Eastern Montana ranchers want to block Missoula ownership of Mountain Water

glacier-national-park-montana-223702Photograph: Demos.org

A group of eastern Montana ranchers represented by a Billings law firm has filed a brief with the Montana Supreme Court, contending the city of Missoula failed to meet the statutory requirements needed to win its condemnation case against Mountain Water Co.

The brief has left the city and its attorneys questioning the group’s funding history, its ties to the Republican-held Montana Public Service Commission, and its true motivations in the case.
In the brief, United Property Owners of Montana, an advocacy group comprised of ranchers based in Roy, contends the Montana Constitution provides “strong and important safeguards” against the taking of private property, something it’s asking the high court to consider.
The group also believes Missoula District Court Judge Karen Townsend wrongfully weighed public opinion when she ruled that it was “more necessary” for the water system to be publicly owned.

“District Court went so far as to hold that one of the benefits derived to the city was ‘support of a majority of the city’s elected leadership,’ ” the ranchers argue. “The public opinion evidence should be stricken.”
In a nod to the Montana Public Service Commission, held by five Republicans, the group also contends that District Court should not interfere with the responsibility of the PSC.

The group believes it is the PSC’s role to supervise and regulate the operation of public utilities. It argues that Judge Townsend usurped the PSC’s role in reaching the decision that allowed Missoula to exercise eminent domain over Mountain Water Co.
“This is not the District Court’s job,” the brief states. “The PSC is the authority chosen by a democratically elected Legislature to regulate Mountain Water.”
The group’s brief also touches on the topic of local control, saying most people are for it until they’re not.
“Local control has no inherent bona fides that the public honestly embraces in all cases,” the group argues. “Propose that federal lands be turned over to the control of the 56 county commissions in Montana and see how committed people are to the ethereal idea of ‘local control.’ ”

Missoula Mayor John Engen and attorneys representing the city questioned the motivation of United Property Owners of Montana – a group that lists former Montana Republican Party executive director Chuck Denowh as its policy director and Republican Rep. Ryan Zinke’s former communication director, Shelby DeMars, as its lobbyist.
Engen said the group isn’t looking to protect property rights in the Mountain Water case, since the only property in question is owned by The Carlyle Group, an international corporate conglomerate valued at $800 billion and headquartered in Washington, D.C.
“It’s fair to wonder who’s really paying for UPOM’s participation in this case and why,” Engen said. “This case is about the people of Missoula controlling their water future.”
Of the 129 incorporated communities in Montana, Engen said, 128 own their water system. Missoula remains the only Montana city where water consumers’ payments go to “wealthy executives” in California and Washington, D.C., he added.
“UPOM’s leadership appears to consist of eastern Montana ranchers who likely do not use any municipal water system, let alone Montana’s only privately owned water monopoly,” Engen said. “They have no stake in the outcome of this case, and no say in Missoula’s water future.”
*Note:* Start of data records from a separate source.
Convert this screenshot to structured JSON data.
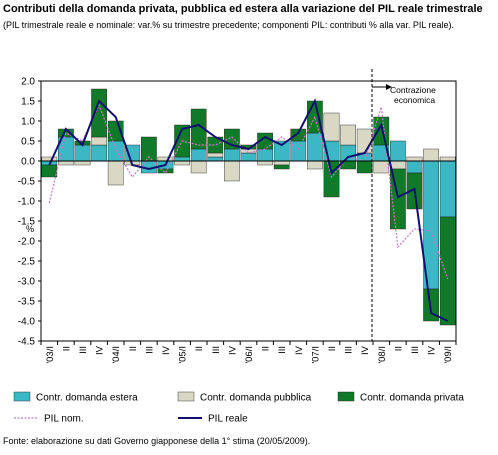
{
  "chart_data": {
    "type": "bar",
    "title": "Contributi della domanda privata, pubblica ed estera alla variazione del PIL reale trimestrale",
    "subtitle": "(PIL trimestrale reale e nominale: var.% su trimestre precedente; componenti PIL: contributi % alla var. PIL reale).",
    "ylabel": "%",
    "ylim": [
      -4.5,
      2.0
    ],
    "yticks": [
      "2.0",
      "1.5",
      "1.0",
      "0.5",
      "0.0",
      "-0.5",
      "-1.0",
      "-1.5",
      "-2.0",
      "-2.5",
      "-3.0",
      "-3.5",
      "-4.0",
      "-4.5"
    ],
    "categories": [
      "'03/I",
      "II",
      "III",
      "IV",
      "'04/I",
      "II",
      "III",
      "IV",
      "'05/I",
      "II",
      "III",
      "IV",
      "'06/I",
      "II",
      "III",
      "IV",
      "'07/I",
      "II",
      "III",
      "IV",
      "'08/I",
      "II",
      "III",
      "IV",
      "'09/I"
    ],
    "series": [
      {
        "name": "Contr. domanda estera",
        "color": "#3cb8c4",
        "kind": "bar",
        "values": [
          -0.1,
          0.6,
          0.4,
          0.4,
          0.5,
          0.4,
          -0.3,
          -0.2,
          0.1,
          0.3,
          0.1,
          0.3,
          0.2,
          0.3,
          0.5,
          0.5,
          0.7,
          0.5,
          0.4,
          0.2,
          0.4,
          0.5,
          -0.3,
          -3.2,
          -1.4
        ]
      },
      {
        "name": "Contr. domanda pubblica",
        "color": "#d8d8c4",
        "kind": "bar",
        "values": [
          0.1,
          -0.1,
          -0.1,
          0.2,
          -0.6,
          -0.1,
          0.0,
          0.1,
          -0.1,
          -0.3,
          0.1,
          -0.5,
          0.1,
          -0.1,
          -0.1,
          0.0,
          -0.2,
          0.7,
          0.5,
          0.6,
          -0.3,
          -0.2,
          0.1,
          0.3,
          0.1
        ]
      },
      {
        "name": "Contr. domanda privata",
        "color": "#107a28",
        "kind": "bar",
        "values": [
          -0.3,
          0.2,
          0.1,
          1.2,
          0.5,
          0.0,
          0.6,
          -0.1,
          0.8,
          1.0,
          0.4,
          0.5,
          0.1,
          0.4,
          -0.1,
          0.3,
          0.8,
          -0.9,
          -0.2,
          -0.3,
          0.7,
          -1.5,
          -0.9,
          -0.8,
          -2.7
        ]
      },
      {
        "name": "PIL nom.",
        "color": "#c878c8",
        "kind": "line",
        "values": [
          -1.05,
          0.7,
          0.5,
          1.4,
          0.3,
          -0.4,
          0.1,
          -0.3,
          0.5,
          0.4,
          0.4,
          0.6,
          0.2,
          0.3,
          0.6,
          0.3,
          1.1,
          -0.4,
          0.1,
          0.0,
          1.35,
          -2.15,
          -1.7,
          -1.75,
          -2.95
        ]
      },
      {
        "name": "PIL reale",
        "color": "#101070",
        "kind": "line",
        "values": [
          -0.1,
          0.8,
          0.4,
          1.5,
          1.1,
          -0.1,
          -0.2,
          -0.1,
          0.8,
          0.9,
          0.6,
          0.4,
          0.3,
          0.6,
          0.4,
          0.7,
          1.5,
          -0.3,
          0.1,
          0.2,
          0.9,
          -0.9,
          -0.7,
          -3.8,
          -4.0
        ]
      }
    ],
    "annotation": {
      "text_line1": "Contrazione",
      "text_line2": "economica"
    },
    "source": "Fonte: elaborazione su dati Governo giapponese della 1° stima (20/05/2009)."
  }
}
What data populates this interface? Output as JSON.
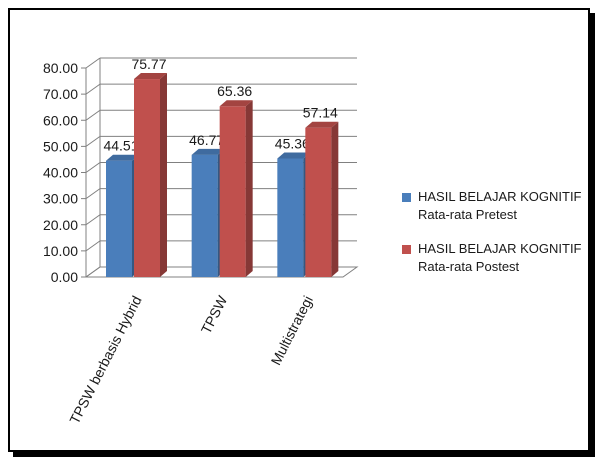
{
  "chart_data": {
    "type": "bar",
    "categories": [
      "TPSW berbasis Hybrid",
      "TPSW",
      "Multistrategi"
    ],
    "series": [
      {
        "name": "HASIL BELAJAR KOGNITIF Rata-rata Pretest",
        "values": [
          44.51,
          46.77,
          45.36
        ],
        "labels": [
          "44.51",
          "46.77",
          "45.36"
        ],
        "color": "#4a7ebb"
      },
      {
        "name": "HASIL BELAJAR KOGNITIF Rata-rata Postest",
        "values": [
          75.77,
          65.36,
          57.14
        ],
        "labels": [
          "75.77",
          "65.36",
          "57.14"
        ],
        "color": "#c0504d"
      }
    ],
    "yticks": [
      "0.00",
      "10.00",
      "20.00",
      "30.00",
      "40.00",
      "50.00",
      "60.00",
      "70.00",
      "80.00"
    ],
    "ylim": [
      0,
      80
    ],
    "grid": true,
    "legend_position": "right",
    "title": "",
    "xlabel": "",
    "ylabel": ""
  },
  "legend": {
    "items": [
      {
        "line1": "HASIL BELAJAR KOGNITIF",
        "line2": "Rata-rata Pretest",
        "color": "#4a7ebb"
      },
      {
        "line1": "HASIL BELAJAR KOGNITIF",
        "line2": "Rata-rata Postest",
        "color": "#c0504d"
      }
    ]
  }
}
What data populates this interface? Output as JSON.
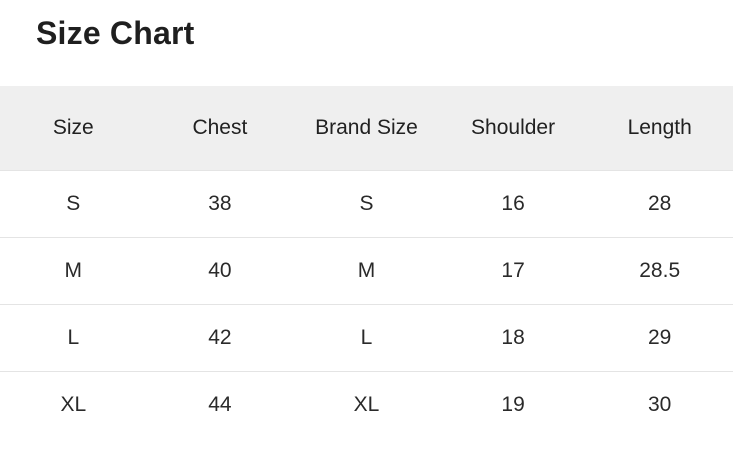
{
  "page": {
    "title": "Size Chart"
  },
  "table": {
    "columns": [
      "Size",
      "Chest",
      "Brand Size",
      "Shoulder",
      "Length"
    ],
    "rows": [
      [
        "S",
        "38",
        "S",
        "16",
        "28"
      ],
      [
        "M",
        "40",
        "M",
        "17",
        "28.5"
      ],
      [
        "L",
        "42",
        "L",
        "18",
        "29"
      ],
      [
        "XL",
        "44",
        "XL",
        "19",
        "30"
      ]
    ]
  },
  "colors": {
    "header_bg": "#efefef",
    "divider": "#e4e4e4",
    "title_text": "#1f1f1f",
    "cell_text": "#2a2a2a"
  }
}
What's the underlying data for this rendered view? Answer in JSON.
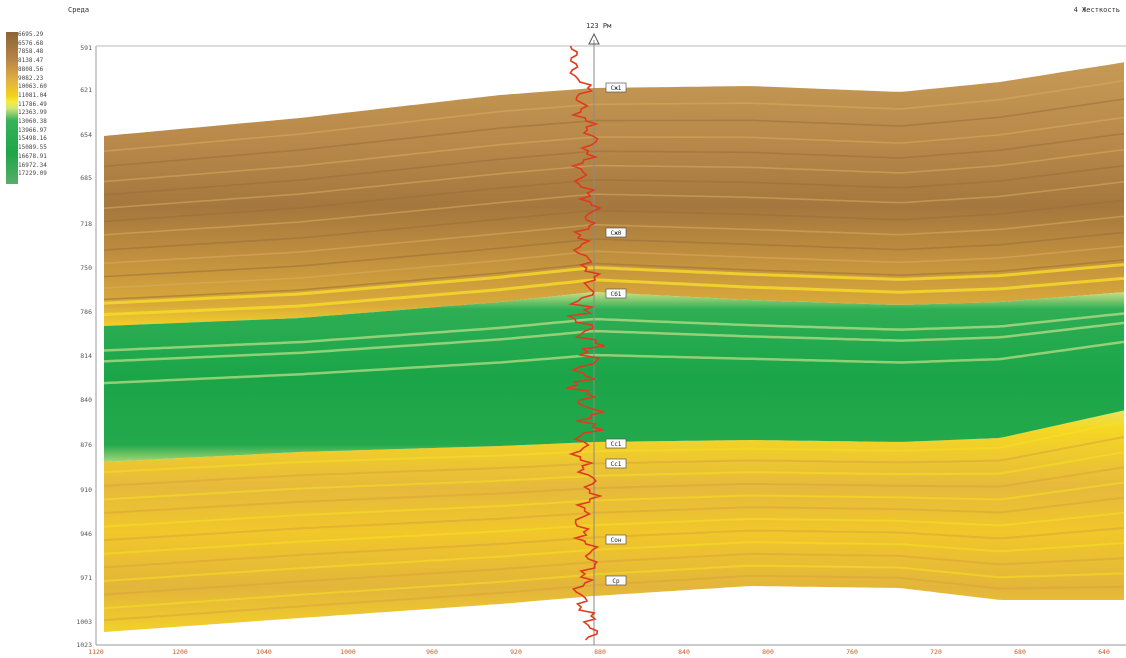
{
  "header": {
    "title_left": "Среда",
    "title_right": "4 Жесткость",
    "well_name": "123 Рм"
  },
  "legend": {
    "labels": [
      "6695.29",
      "6576.68",
      "7858.48",
      "8138.47",
      "8808.56",
      "9082.23",
      "10063.60",
      "11081.04",
      "11786.49",
      "12363.99",
      "13060.38",
      "13966.97",
      "15498.16",
      "15089.55",
      "16678.91",
      "16972.34",
      "17229.09"
    ],
    "colors": [
      "#8c6436",
      "#b68445",
      "#e3b23e",
      "#f2d21b",
      "#f6ec3a",
      "#d5e67a",
      "#37b35a",
      "#1ea649",
      "#58ad6a"
    ]
  },
  "chart_data": {
    "type": "heatmap",
    "y_ticks": [
      "591",
      "621",
      "654",
      "685",
      "718",
      "750",
      "786",
      "814",
      "840",
      "876",
      "910",
      "946",
      "971",
      "1003",
      "1023"
    ],
    "x_ticks": [
      "1120",
      "1200",
      "1040",
      "1000",
      "960",
      "920",
      "880",
      "840",
      "800",
      "760",
      "720",
      "680",
      "640"
    ],
    "horizons": [
      "Сж1",
      "Сж0",
      "Сб1",
      "Сс1",
      "Сс1",
      "Сон",
      "Ср"
    ],
    "colors": {
      "brown": "#b88a45",
      "dark_brown": "#a0733a",
      "yellow": "#f3cd1c",
      "bright_yellow": "#f8e12a",
      "green": "#21a84b",
      "light_green": "#cfe28a",
      "log_curve": "#e03a1e"
    }
  }
}
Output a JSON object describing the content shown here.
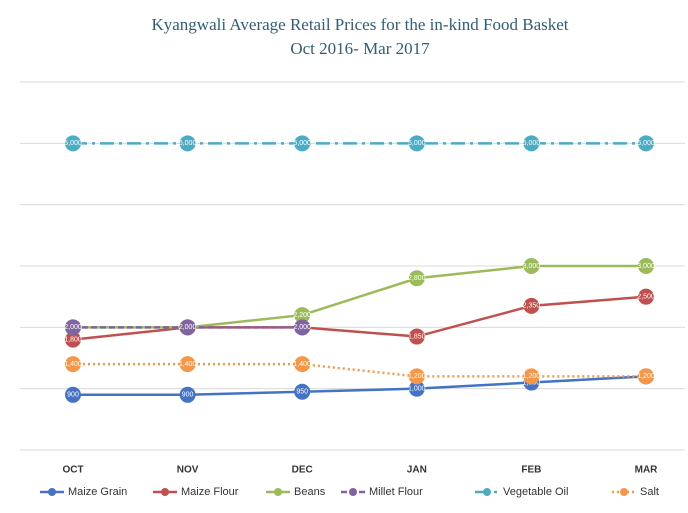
{
  "chart_data": {
    "type": "line",
    "title": "Kyangwali Average Retail Prices for the in-kind Food Basket",
    "subtitle": "Oct 2016- Mar 2017",
    "categories": [
      "OCT",
      "NOV",
      "DEC",
      "JAN",
      "FEB",
      "MAR"
    ],
    "ylim": [
      0,
      6000
    ],
    "yticks": [
      0,
      1000,
      2000,
      3000,
      4000,
      5000,
      6000
    ],
    "grid": true,
    "legend": "bottom",
    "series": [
      {
        "name": "Maize Grain",
        "color": "#4472c4",
        "line_style": "solid",
        "values": [
          900,
          900,
          950,
          1000,
          1100,
          1200
        ],
        "value_labels": [
          "900",
          "900",
          "950",
          "1,000",
          "1,100",
          "1,200"
        ]
      },
      {
        "name": "Maize Flour",
        "color": "#c0504d",
        "line_style": "solid",
        "values": [
          1800,
          2000,
          2000,
          1850,
          2350,
          2500
        ],
        "value_labels": [
          "1,800",
          "2,000",
          "2,000",
          "1,850",
          "2,350",
          "2,500"
        ]
      },
      {
        "name": "Beans",
        "color": "#9bbb59",
        "line_style": "solid",
        "values": [
          2000,
          2000,
          2200,
          2800,
          3000,
          3000
        ],
        "value_labels": [
          "2,000",
          "2,000",
          "2,200",
          "2,800",
          "3,000",
          "3,000"
        ]
      },
      {
        "name": "Millet Flour",
        "color": "#8064a2",
        "line_style": "dash",
        "values": [
          2000,
          2000,
          2000,
          null,
          null,
          null
        ],
        "value_labels": [
          "2,000",
          "2,000",
          "2,000",
          null,
          null,
          null
        ]
      },
      {
        "name": "Vegetable Oil",
        "color": "#4bacc6",
        "line_style": "dashdot",
        "values": [
          5000,
          5000,
          5000,
          5000,
          5000,
          5000
        ],
        "value_labels": [
          "5,000",
          "5,000",
          "5,000",
          "5,000",
          "5,000",
          "5,000"
        ]
      },
      {
        "name": "Salt",
        "color": "#f79646",
        "line_style": "dot",
        "values": [
          1400,
          1400,
          1400,
          1200,
          1200,
          1200
        ],
        "value_labels": [
          "1,400",
          "1,400",
          "1,400",
          "1,200",
          "1,200",
          "1,200"
        ]
      }
    ]
  }
}
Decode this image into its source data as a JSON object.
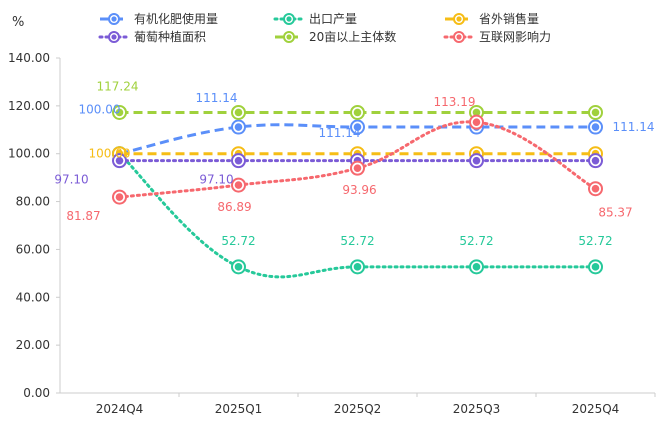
{
  "chart_data": {
    "type": "line",
    "unit": "%",
    "categories": [
      "2024Q4",
      "2025Q1",
      "2025Q2",
      "2025Q3",
      "2025Q4"
    ],
    "ylim": [
      0,
      140
    ],
    "yticks": [
      "0.00",
      "20.00",
      "40.00",
      "60.00",
      "80.00",
      "100.00",
      "120.00",
      "140.00"
    ],
    "grid": false,
    "legend_position": "top",
    "series": [
      {
        "name": "有机化肥使用量",
        "color": "#5b8ff9",
        "dash": "long",
        "smooth": true,
        "values": [
          100.0,
          111.14,
          111.14,
          111.14,
          111.14
        ],
        "labels": [
          "100.00",
          "111.14",
          "111.14",
          "",
          "111.14"
        ]
      },
      {
        "name": "出口产量",
        "color": "#26c99a",
        "dash": "dot",
        "smooth": true,
        "values": [
          100.0,
          52.72,
          52.72,
          52.72,
          52.72
        ],
        "labels": [
          "",
          "52.72",
          "52.72",
          "52.72",
          "52.72"
        ]
      },
      {
        "name": "省外销售量",
        "color": "#f6bd16",
        "dash": "long",
        "smooth": false,
        "values": [
          100.0,
          100.0,
          100.0,
          100.0,
          100.0
        ],
        "labels": [
          "100.00",
          "",
          "",
          "",
          ""
        ]
      },
      {
        "name": "葡萄种植面积",
        "color": "#7b5bd6",
        "dash": "dot",
        "smooth": false,
        "values": [
          97.1,
          97.1,
          97.1,
          97.1,
          97.1
        ],
        "labels": [
          "97.10",
          "97.10",
          "",
          "",
          ""
        ]
      },
      {
        "name": "20亩以上主体数",
        "color": "#a0d13c",
        "dash": "long",
        "smooth": false,
        "values": [
          117.24,
          117.24,
          117.24,
          117.24,
          117.24
        ],
        "labels": [
          "117.24",
          "",
          "",
          "",
          ""
        ]
      },
      {
        "name": "互联网影响力",
        "color": "#f6686e",
        "dash": "dot",
        "smooth": true,
        "values": [
          81.87,
          86.89,
          93.96,
          113.19,
          85.37
        ],
        "labels": [
          "81.87",
          "86.89",
          "93.96",
          "113.19",
          "85.37"
        ]
      }
    ]
  }
}
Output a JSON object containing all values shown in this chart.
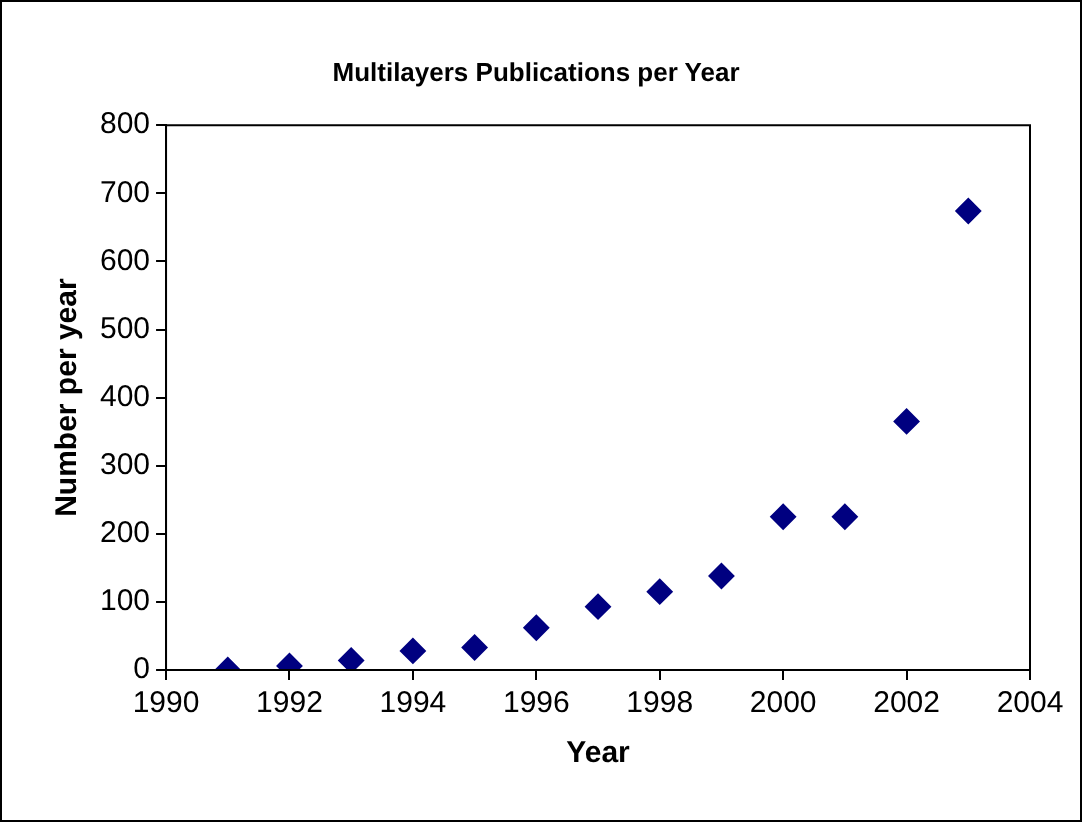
{
  "chart_data": {
    "type": "scatter",
    "title": "Multilayers Publications per Year",
    "xlabel": "Year",
    "ylabel": "Number per year",
    "x": [
      1991,
      1992,
      1993,
      1994,
      1995,
      1996,
      1997,
      1998,
      1999,
      2000,
      2001,
      2002,
      2003
    ],
    "series": [
      {
        "color": "#000080",
        "values": [
          0,
          6,
          14,
          28,
          33,
          62,
          93,
          115,
          138,
          225,
          225,
          365,
          674
        ]
      }
    ],
    "xlim": [
      1990,
      2004
    ],
    "xticks": [
      1990,
      1992,
      1994,
      1996,
      1998,
      2000,
      2002,
      2004
    ],
    "ylim": [
      0,
      800
    ],
    "yticks": [
      0,
      100,
      200,
      300,
      400,
      500,
      600,
      700,
      800
    ],
    "grid": false,
    "legend": false,
    "marker": "diamond"
  }
}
Scott Stearns, an attorney at Boone Karlberg law firm representing the city, also questioned UPOM’s motivations, along with its funding sources.
“United Property Owners of Montana claimed in its filing to the Montana Supreme Court that it’s interested in protection of Montanans’ property rights,” Stearns said. “By ‘Montanans,’ they apparently mean out-of-state interests that happen to own land in Montana.”
In prior court filings and at the Legislature, Stearns said, UPOM has lobbied Montana lawmakers to restrict stream access for Montana fishermen and to make it harder for Montana hunters to access public lands.
In a search of campaign finance reports filed with the Montana Office of Political Practices, UPOM has paid Denowh and DeMars in a lobbying capacity, including $12,000 in 2011, $5,000 in 2013, and $3,500 in 2015.
Denowh and DeMars are also principal members of The Montana Group, a political consulting and government action firm based in Helena.
“If UPOM wants to look out for the rights of Montanans, they shouldn’t be carrying water for a D.C.-based hedge fund that a Montana court determined is not living up to industry standards and is doing a poor job of utilizing Missoula’s water resources,” Stearns said.

Denowh said the group was not a political group, but rather a nonprofit advocacy group claiming roughly 300 members across the state. Most of the group’s members work in agriculture, he said.
“We represent close to 4 million acres of private property in the state,” said Denowh. “We really see this (Mountain Water) case as a concerning precedent that could be set in terms of what’s an appropriate use of eminent domain. It’s really got us worried.”
As a nonprofit, Denowh said, the group is not required to list its donors.